Don’t call me a liberal, I’m just looking for truth and justice


I am tired of the worldwide ideological war between right and left. Many have exposed what they call a Conservative Revolution, characterised by the deceitful dismantling of the democratic state in the name of austerity. The conservative revolution is happening from within, but it knows it won’t be able to win without a scenario of doom, just like the one Trump sells American voters every chance he gets.

Tired as I am, I am even more tired of being dismissed as a “liberal”, whose views are bound to be such and such. The problem of being labelled a liberal is that the label legitimises its contrary: conservatism. This is a false opposition, because the right is trying to subvert democracy by appealing to feelings of tribalism, irrational religiosity and fear of differences, whereas people like myself are fighting for truth and justice. There is just no comparison between the two projects. I refuse to be a liberal on the opposite side of a conservative, simply because the arguments advanced by the right are false.

The way right-wing trolls on the internet dismiss their opponents is by labelling them ‘snowflakes’ or some other patronising epithet and appealing to ad hominem pseudo arguments. I am a “liberal” because I find the arguments from the left more convincing.

The right has a hard time putting together credible arguments, so they rely on emotional narratives of doom or failure. Stories are more powerful than numbers.  And gut feeling generally prevails over logic. Granted, one shapes one’s logic according to ideologies and worldviews, and a liberal worldview will certainly produce a liberal logic. But try as I might, I can’t find much logic in the arguments from the right, mostly because they are rooted in bias and self-interest, rather than empirical observation of the world.  Climate change is the best example.  For the right, climate change is a conspiracy. But it is easy to realize that the logic from the right will inevitably crumble under the weight of evidence and necessity.

I am also tired of people who say all truth is a construction, hence no truth is absolute, hence there is no truth. OF COURSE, truth is a construction, so is language, reasoning and communication. These are all human constructions, they don’t exist by themselves. So, yes, I agree, there is no absolute truth and no absolute knowledge about mostly anything (turns out the Earth is not really round, but shaped like an irregular orange).

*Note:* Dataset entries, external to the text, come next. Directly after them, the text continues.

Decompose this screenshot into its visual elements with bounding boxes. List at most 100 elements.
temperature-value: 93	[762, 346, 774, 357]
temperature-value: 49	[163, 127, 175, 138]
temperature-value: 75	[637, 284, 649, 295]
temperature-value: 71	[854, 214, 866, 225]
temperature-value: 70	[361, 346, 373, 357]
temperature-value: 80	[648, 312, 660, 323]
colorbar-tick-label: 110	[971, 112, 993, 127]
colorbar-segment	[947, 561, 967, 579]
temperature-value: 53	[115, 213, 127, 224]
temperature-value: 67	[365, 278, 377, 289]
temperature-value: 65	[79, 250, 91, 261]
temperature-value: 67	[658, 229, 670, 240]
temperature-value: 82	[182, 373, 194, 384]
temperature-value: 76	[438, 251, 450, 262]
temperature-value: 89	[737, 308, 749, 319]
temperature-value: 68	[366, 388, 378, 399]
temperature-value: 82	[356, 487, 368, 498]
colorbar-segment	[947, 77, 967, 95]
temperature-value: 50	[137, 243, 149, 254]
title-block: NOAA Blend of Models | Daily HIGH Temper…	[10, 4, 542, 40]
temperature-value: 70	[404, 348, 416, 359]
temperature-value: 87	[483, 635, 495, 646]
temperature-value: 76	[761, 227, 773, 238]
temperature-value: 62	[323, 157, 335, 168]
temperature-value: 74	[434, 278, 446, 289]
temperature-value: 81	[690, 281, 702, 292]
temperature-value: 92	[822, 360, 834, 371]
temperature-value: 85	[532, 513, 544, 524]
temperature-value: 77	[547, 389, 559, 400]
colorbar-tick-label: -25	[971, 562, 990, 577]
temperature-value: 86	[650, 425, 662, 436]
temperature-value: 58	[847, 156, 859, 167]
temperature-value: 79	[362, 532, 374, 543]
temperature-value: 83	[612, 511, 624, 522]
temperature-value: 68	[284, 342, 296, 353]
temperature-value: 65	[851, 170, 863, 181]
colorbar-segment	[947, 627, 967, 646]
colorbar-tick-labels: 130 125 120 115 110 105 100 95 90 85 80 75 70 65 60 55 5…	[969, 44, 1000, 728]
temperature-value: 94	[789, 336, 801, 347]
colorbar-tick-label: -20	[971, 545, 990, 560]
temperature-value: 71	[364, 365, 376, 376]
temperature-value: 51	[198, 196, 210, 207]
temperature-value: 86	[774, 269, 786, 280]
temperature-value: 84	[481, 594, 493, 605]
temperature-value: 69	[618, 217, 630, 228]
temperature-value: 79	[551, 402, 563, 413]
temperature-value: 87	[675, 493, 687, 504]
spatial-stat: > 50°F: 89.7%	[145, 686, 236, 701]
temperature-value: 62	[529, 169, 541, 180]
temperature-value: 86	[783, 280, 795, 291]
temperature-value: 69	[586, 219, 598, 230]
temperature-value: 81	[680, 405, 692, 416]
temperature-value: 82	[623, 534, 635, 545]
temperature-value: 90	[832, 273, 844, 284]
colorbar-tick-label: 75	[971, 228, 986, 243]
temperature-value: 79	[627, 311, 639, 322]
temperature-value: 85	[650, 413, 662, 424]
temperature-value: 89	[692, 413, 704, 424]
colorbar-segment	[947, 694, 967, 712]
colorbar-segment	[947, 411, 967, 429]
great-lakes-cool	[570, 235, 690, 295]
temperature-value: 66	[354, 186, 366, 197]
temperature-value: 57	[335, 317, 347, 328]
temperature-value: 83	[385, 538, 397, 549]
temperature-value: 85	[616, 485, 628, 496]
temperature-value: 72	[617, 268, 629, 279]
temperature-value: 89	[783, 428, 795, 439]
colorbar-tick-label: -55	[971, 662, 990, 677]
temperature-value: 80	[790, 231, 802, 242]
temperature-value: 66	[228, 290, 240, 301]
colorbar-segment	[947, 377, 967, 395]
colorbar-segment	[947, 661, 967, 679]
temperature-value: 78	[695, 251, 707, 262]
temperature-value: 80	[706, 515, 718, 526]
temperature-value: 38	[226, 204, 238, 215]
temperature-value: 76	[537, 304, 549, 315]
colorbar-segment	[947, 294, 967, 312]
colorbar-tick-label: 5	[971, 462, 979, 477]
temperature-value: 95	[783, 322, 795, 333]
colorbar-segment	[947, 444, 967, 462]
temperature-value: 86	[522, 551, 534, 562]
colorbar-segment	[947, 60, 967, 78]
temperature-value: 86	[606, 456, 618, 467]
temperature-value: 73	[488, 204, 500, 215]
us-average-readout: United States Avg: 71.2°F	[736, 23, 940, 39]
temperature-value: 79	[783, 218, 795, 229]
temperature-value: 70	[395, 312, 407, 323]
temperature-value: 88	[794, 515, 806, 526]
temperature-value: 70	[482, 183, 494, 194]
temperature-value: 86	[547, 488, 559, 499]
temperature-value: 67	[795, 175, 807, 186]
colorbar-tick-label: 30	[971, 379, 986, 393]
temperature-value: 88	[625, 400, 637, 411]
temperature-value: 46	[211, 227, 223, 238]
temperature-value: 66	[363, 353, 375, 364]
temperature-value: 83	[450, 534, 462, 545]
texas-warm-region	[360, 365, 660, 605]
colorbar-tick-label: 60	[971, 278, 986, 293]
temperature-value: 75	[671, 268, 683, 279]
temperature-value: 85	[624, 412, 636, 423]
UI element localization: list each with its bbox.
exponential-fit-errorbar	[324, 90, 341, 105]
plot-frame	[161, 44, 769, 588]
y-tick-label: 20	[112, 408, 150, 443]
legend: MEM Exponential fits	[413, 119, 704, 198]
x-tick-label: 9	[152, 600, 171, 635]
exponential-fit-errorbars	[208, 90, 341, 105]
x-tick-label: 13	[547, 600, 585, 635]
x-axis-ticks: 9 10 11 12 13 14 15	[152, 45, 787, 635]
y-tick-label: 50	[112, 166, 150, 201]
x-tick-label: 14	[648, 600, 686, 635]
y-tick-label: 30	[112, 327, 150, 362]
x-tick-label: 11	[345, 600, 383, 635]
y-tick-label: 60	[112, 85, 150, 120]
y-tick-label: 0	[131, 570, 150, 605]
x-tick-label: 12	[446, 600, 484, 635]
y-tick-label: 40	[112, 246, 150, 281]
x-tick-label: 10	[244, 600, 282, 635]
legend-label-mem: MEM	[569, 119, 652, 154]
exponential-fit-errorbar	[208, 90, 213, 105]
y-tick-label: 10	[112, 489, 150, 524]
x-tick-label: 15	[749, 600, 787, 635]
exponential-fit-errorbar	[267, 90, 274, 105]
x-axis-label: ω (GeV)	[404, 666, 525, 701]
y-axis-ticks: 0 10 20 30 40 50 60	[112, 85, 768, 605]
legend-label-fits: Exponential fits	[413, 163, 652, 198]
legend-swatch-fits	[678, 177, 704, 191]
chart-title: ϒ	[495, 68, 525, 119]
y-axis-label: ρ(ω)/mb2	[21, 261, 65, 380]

However, we do have the scientific method at our disposal to help us find contingent truths on which we can base decisions. In simpler language: it is not truth that matters, but the way you seek truth and what you do with it.

Going back to the battle between liberals and conservatives, left and right: no one owns the truth, but we can agree to look for it together, and empirically, rather than build our decisions upon irrational feelings. Habermas was right: reasoning does happen through communication. Language is the key and the tool for rationality.  But he didn’t mean that endless sophism would lead to the truth. Or that all arguments and worldviews are equally valid. Rather, knowledge and truth will emerge from critically analysing arguments IN CONTEXT and from using stable frameworks (like the search for truth and justice in democracy).

In other words, truth is not always relative. Relativists do not establish stable frameworks of critical analysis, but rather accept that “everyone has their own truth”, which might very well be the case, but they forget it is “shared truth” we are looking for: contingent knowledge that serves as stepping stones in the search for courses of action. This happens within stable standards or frameworks which must be agreed upon (the scientific method is one such stable framework). But agreement happens within historical contexts, and remember, everything is a construction. So, what to do?

Most importantly, truth emerges from the empirical observation of reality. Rationality is largely about unveiling true causes and consequences. I am not advocating pure empiricism: values and feelings are important too! But once we observe the world dispassionately and free of bias, feelings can change.

A friend once told me “reality is overrated”. The life of the mind, our fantasies and desires are very important, she meant. But I still believe that the empirical experience of the world works wonders to change our feelings and desires and makes us more sensitive to the feelings, desires and needs of others.